Поджав губы, мама со стуком опускает кружку на стол. Я стараюсь не зевать, но жара и разница во времени делают свое дело.
– Я прибрала твою бывшую комнату. Ты можешь вздремнуть, а я приготовлю нам ужин.
Вместо односпальной кровати, на которой я спал до девятнадцати лет, сейчас стоит двуспальная, придвинутая к стене и покрытая розовым стеганым одеялом, слишком теплым для этого времени года. Стены, когда-то бывшие кремовыми, давно перекрасили, но, если приглядеться, можно увидеть там пятна от клея, которым я приклеивал постеры.
Несмотря на усталость, я все еще на взводе. В моей голове звучат тысячи голосов и проносятся сотни воспоминаний. Пипа после родов с влажными волосами, прилипшими к лицу, красивая, как никогда раньше. Дилан играет в футбол, от усердия размахивая руками и стараясь не упасть после удара по мячу. Пипа с вязанием из ярко-желтой пряжи рядом с больничной кроваткой Дилана. Пипа, читающая сыну книжку. Дилан в Хьюстоне. Очередная томография и новая доза облучения. Дилан, Дилан, Дилан… Повернувшись на бок, я сворачиваюсь калачиком и накрываю голову подушкой, чтобы не слышать голоса Пипы. «Это была не жизнь!»
Нет, Дилан жил. Это была
Горячие слезы пробиваются сквозь мои веки. Я помню, как его лицо загоралось радостью, когда кто-то, кого он узнал, входил к нему в комнату. Слышу высокий пронзительный звук, означающий смех. Дилан жил. Может быть, это была не та жизнь, какой бы нам хотелось, но все же это была жизнь. Его жизнь.

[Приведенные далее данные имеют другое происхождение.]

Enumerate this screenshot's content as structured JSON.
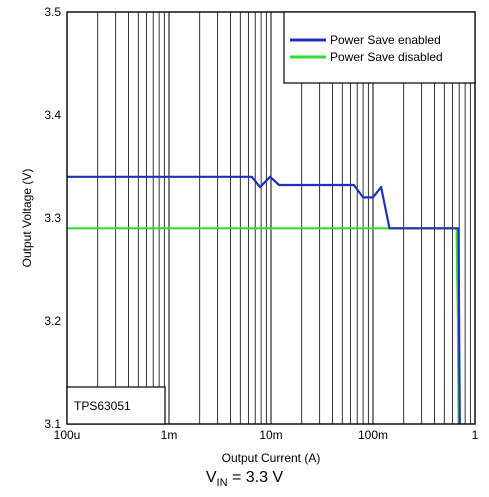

Позже – через час, а может, спустя все три – я слышу, как открывается дверь, и знаю, что там стоит мама, не решаясь меня разбудить. Мысль о том, чтобы начать разговор или просто подняться с кровати, становится невыносимой. В своей бывшей спальне я чувствую себя в безопасности и не собираюсь ее покидать.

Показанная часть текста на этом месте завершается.